Die Fundationsverhältnisse sind, unter Berücksichtigung der sehr schlechten geotechnischen Kennwerte (ME von ca. 3000 kN / m2 für die organischen Lehme), für die Viadukte äusserst schwierig. Zudem sind die tieferen (feinkörnigen) Schichten tendenziell schlechter als die oberen (kiesreichen) Schichten. Mit diesen Randbedingungen hat die Einhaltung der hohen Betriebsanforderungen der Bahnlinie (insbesondere für die Stabilität des Gleisniveaus) Spezialstudien erfordert, in denen die Interaktionen zwischen den verschiedenen Dämmen und Kunstbauten vertieft untersucht wurden. Neben den Setzungen infolge der eigentlichen Brückenlasten mussten auch die Restsetzungen aus den breiten Dämmen berücksichtigt werden. Auch wenn die Dämme drei bis vier Jahre vor dem Viadukt gebaut wurden, bzw. auch wenn 85 % der Setzungen bei Baubeginn bereits erfolgt sind, werden noch Restsetzungen von 5 cm bis 8 cm erwartet. Deshalb ist ein Fundationssystem erforderlich, das nur noch minimale Restsetzungen mit sich bringt und das dadurch die Anzahl und Kosten der nachträglichen Viaduktanhebungen minimiert.

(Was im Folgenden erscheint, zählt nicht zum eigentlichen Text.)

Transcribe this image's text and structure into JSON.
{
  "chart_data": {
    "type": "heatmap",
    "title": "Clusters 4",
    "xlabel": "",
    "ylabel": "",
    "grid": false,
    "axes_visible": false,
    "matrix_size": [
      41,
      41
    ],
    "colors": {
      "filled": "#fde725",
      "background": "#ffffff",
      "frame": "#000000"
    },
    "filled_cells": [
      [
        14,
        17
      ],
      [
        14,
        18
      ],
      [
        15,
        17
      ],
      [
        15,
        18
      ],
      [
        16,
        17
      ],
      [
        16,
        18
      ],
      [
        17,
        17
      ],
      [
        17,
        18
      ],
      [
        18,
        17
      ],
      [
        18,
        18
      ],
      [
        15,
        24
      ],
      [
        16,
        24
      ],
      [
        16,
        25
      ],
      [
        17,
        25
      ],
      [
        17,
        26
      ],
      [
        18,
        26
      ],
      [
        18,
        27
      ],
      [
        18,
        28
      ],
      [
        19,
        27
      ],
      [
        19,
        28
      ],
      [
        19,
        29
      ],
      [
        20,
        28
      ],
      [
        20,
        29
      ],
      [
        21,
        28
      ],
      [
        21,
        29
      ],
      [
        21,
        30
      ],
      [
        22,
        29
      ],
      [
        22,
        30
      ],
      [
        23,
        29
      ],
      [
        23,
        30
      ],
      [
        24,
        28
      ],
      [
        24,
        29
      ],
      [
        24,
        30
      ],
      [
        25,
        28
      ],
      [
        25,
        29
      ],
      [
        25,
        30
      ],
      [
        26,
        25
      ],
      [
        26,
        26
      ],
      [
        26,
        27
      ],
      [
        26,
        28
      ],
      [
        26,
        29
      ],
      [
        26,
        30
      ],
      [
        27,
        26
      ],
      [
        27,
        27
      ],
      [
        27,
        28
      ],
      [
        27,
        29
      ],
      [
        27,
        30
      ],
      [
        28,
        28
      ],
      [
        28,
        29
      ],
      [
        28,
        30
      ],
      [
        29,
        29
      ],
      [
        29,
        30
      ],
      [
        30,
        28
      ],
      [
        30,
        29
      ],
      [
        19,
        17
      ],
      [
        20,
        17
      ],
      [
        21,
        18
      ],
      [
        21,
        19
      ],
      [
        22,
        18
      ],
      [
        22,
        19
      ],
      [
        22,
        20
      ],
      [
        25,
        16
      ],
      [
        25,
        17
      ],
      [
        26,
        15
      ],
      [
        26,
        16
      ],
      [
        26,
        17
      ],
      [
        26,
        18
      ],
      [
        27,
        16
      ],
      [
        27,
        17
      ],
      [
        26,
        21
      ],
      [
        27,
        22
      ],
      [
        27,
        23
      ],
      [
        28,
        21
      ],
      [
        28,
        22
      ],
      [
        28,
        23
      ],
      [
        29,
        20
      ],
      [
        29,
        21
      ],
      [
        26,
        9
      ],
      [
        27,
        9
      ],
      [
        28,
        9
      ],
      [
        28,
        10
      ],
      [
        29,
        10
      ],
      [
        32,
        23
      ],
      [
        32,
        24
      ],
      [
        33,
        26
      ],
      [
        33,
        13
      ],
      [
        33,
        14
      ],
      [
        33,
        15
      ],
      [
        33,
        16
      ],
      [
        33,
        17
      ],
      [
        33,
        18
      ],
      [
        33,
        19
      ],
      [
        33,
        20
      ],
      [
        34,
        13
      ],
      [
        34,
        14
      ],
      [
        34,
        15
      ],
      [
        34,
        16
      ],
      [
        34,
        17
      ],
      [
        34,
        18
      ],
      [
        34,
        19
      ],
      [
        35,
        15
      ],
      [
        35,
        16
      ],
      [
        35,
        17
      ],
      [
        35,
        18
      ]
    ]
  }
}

Als präventive Massnahme werden bei jeder Fundation Vorbelastungen angeordnet. Mit pyramidalen Vorbelastungen (Bild 6) mit einem Volumen von ca. 1800 m³ wird eine Bodenkonsolidierung bzw. eine Verbesserung der Verformungseigenschaften um einen Faktor 2 bis 4 erreicht (vergleiche Bild 3). Als zweite Massnahme sind bei jeder Fundation zehn bis zwölf Bohrpfähle mit einer Länge von 15 m bis 25 m vorgesehen (Bild 7). Mit diesem Konzept können die Setzungen aus den Viaduktlasten auf 5 cm bis 7 cm reduziert werden. Die Gesamtsetzungen aus den Dammlasten und aus den Viaduktlasten können später dank entsprechend konzipierten Lagerelementen mit einer Anhebung des ganzen Überbaus um bis zu 10 cm kompensiert werden.

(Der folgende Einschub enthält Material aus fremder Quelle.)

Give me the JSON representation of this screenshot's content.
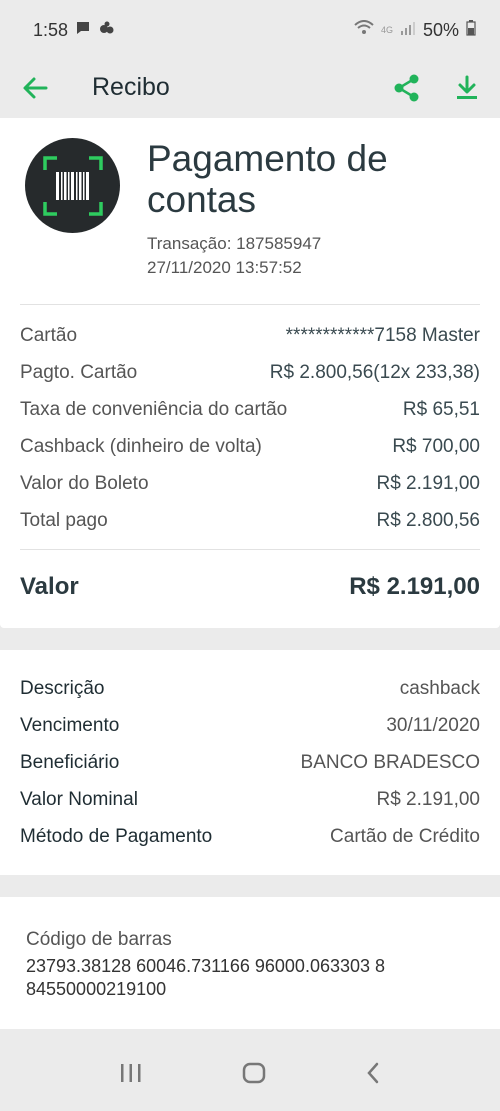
{
  "status": {
    "time": "1:58",
    "network": "4G",
    "battery": "50%"
  },
  "appbar": {
    "title": "Recibo"
  },
  "header": {
    "title": "Pagamento de contas",
    "transaction": "Transação: 187585947",
    "datetime": "27/11/2020 13:57:52"
  },
  "details": [
    {
      "label": "Cartão",
      "value": "************7158 Master"
    },
    {
      "label": "Pagto. Cartão",
      "value": "R$ 2.800,56(12x 233,38)"
    },
    {
      "label": "Taxa de conveniência do cartão",
      "value": "R$ 65,51"
    },
    {
      "label": "Cashback (dinheiro de volta)",
      "value": "R$ 700,00"
    },
    {
      "label": "Valor do Boleto",
      "value": "R$ 2.191,00"
    },
    {
      "label": "Total pago",
      "value": "R$ 2.800,56"
    }
  ],
  "valor": {
    "label": "Valor",
    "value": "R$ 2.191,00"
  },
  "info": [
    {
      "label": "Descrição",
      "value": "cashback"
    },
    {
      "label": "Vencimento",
      "value": "30/11/2020"
    },
    {
      "label": "Beneficiário",
      "value": "BANCO BRADESCO"
    },
    {
      "label": "Valor Nominal",
      "value": "R$ 2.191,00"
    },
    {
      "label": "Método de Pagamento",
      "value": "Cartão de Crédito"
    }
  ],
  "barcode": {
    "label": "Código de barras",
    "value": "23793.38128 60046.731166 96000.063303 8 84550000219100"
  },
  "colors": {
    "accent": "#21b35a",
    "corner": "#2ecc5f"
  }
}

Neue Eisenbahnbrücke über die A2

Diese Überführung befindet sich an der Ausfahrt des Bahnhofs Giubiasco, auf der Strecke Richtung Locarno / Luino, kurz vor der Abzweigung zum Ceneri-Basistunnel (siehe Bild 1). Die bestehende Brücke aus den 1960er-Jahren mit einer Länge von ca. 70 m wird angesichts ihres Zustandes und der neuen geometrischen Anforderungen ersetzt. Die neue Überführung ist als vorgespannte Stahlbetonbrücke ausgelegt und in zwei parallele, zweigleisige, je 10 m breite Brücken unterteilt (Bilder 9 und 11). Die Gesamtlänge beträgt 105 m mit einer zentralen Spannweite von 38 m und zwei Randfeldern von 33.5 m (Bild 10). Die Brückenlänge ermöglicht es, die Dilatationsfugen nur bei den Widerlagern anzuordnen, sodass auch bei diesem Bauwerk Schienenauszugsvorrichtungen vermieden werden. Um die Dammsetzungen zu reduzieren, wurden als Übergang zwischen der Brücke und den anschliessenden Dämmen Hohlkastenkonstruktionen vorgesehen. Diese Übergangsstrukturen, bestehend aus trapezförmigen Stahlbetonkasten mit einer Länge von 15 m bis 27 m im Osten bzw. 22 m bis 38 m im Westen, sind in den Dämmen integriert. Der Bauvorgang für die neue Brücke ist anspruchsvoll, da er direkt neben einer bestehenden Bahnlinie und über einer Autobahn, die nicht unterbrochen werden können, erfolgt. Die Autobahn weist in diesem Bereich 10 Spuren auf: vier Transit-, zwei Stand- und vier Ein- / Ausfahrtspuren (Bilder 10 und 11). Um die Verkehrsbehinderungen zu minimieren, werden die Brücken mit Hilfe einer hochgelegenen und eingeschobenen Gerüstkonstruktion südlich der bestehenden Brücke gebaut (Bild 12). Diese Stahlkonstruktion liegt auf höheren Auflagern, sodass die untere Überbauschalung montiert werden kann, ohne dass das Lichtraumprofil der Autobahn tangiert wird. Nach dem Bau des ersten Überbaus (Bild 13) wird dieser auf die Höhe der Bahngleise abgesenkt. Die Stahlkonstruktion wird zurückgezogen, bevor der neue Überbau bahntechnisch ausgerüstet wird. Die Bahnlinie kann somit in zwei Phasen von der bestehenden zur neuen Brücke verschoben werden. Anschliessend kann die alte Brücke abgebrochen werden (Bild 14). Die nächste Phase (Bild 15) sieht vor, die erste neue Brücke mit der bahntechnischen Ausrüstung in ihre definitive Lage nach Norden zu verschieben und schliesslich die zweite Brücke in einem analogen Bauvorgang auszuführen.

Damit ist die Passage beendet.